For his efforts, Ustimenko was selected to play in the MHL All-Star Game and was named Goaltender of the Month for the Western Conference in October of last season.
Although born in Belarus, Ustimenko represents Russia internationally. He impressed in two appearances for bronze medalist Team Russia at the 2017 Under-18 World Championships. Now 19 years old, the 6-foot-3, 187-pound netminder will vie this fall for a spot on Team Russia’s squad at the 2018-19 World Junior Championships.

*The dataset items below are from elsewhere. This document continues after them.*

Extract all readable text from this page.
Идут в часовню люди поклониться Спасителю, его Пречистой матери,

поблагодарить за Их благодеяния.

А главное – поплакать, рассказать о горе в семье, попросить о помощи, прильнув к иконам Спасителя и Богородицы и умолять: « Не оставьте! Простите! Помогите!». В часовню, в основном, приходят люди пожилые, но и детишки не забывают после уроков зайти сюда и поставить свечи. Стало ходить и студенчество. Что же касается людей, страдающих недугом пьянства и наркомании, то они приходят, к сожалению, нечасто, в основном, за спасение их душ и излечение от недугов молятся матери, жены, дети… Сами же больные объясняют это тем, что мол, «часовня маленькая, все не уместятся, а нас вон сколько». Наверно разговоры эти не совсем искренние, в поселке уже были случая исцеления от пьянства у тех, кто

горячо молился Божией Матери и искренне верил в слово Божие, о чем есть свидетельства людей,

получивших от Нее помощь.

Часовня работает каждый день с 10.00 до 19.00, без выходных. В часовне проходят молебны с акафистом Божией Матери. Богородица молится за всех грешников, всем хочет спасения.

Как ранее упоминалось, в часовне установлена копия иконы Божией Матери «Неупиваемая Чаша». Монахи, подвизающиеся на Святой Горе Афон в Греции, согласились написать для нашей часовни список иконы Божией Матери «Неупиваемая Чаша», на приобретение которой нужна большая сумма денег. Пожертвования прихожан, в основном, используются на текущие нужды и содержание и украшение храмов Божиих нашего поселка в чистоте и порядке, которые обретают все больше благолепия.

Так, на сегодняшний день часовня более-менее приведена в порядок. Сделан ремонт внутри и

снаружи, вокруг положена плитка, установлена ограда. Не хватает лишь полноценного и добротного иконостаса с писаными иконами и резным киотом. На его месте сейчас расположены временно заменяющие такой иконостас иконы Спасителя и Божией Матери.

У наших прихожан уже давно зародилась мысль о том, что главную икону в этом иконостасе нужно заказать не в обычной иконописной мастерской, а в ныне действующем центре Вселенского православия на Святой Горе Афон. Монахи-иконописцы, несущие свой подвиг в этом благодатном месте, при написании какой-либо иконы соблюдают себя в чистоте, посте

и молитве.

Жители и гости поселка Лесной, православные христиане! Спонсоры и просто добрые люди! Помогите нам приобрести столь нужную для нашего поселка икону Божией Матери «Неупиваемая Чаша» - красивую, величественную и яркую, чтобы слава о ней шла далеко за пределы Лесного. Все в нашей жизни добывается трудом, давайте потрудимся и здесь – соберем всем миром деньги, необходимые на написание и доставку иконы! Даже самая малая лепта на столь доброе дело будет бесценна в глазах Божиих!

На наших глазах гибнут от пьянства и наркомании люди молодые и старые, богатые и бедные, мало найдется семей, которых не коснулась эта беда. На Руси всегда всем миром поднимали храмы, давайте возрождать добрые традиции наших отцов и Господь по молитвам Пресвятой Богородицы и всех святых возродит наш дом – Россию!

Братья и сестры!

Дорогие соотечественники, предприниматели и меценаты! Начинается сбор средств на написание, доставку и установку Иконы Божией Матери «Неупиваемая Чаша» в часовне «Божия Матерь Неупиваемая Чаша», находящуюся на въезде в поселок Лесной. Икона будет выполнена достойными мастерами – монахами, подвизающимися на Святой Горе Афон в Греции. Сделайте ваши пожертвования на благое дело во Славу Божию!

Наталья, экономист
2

Ustimenko attended the Flyers’ Development Camp in Voorhees in July, where he worked with Flyers goaltending development coach Brady Robinson (who also visited him in Russia last season) and participated in the annual end-of-camp 3-on-3 tournament.
According to Hextall, Ustimenko does not yet speak more than the most rudimentary of English. The language of hockey has to suffice for now.
“Ustimenko says ‘hi’ like where German [Rubtsov] was a year and a half ago. All these kids, the sooner they learn the language, the [easier the transition]. We’ve got goalie coaches working with Ustimenko and we got to have Slava [Kouznetsov, the Flyers’ skating coach] there to translate it. Brady goes to see Ustimenko over there and our scout [Ken Hoodikoff] has to be there to translate,” Hextall said.
Ustimenko’s KHL rights belong to Admiral Vladivostok; one of the weaker teams in the league. Come next season, he could potentially serve as a backup for some KHL games while apprenticing to make his KHL debut, play at the minor league (VHL) level or remain in the MHL.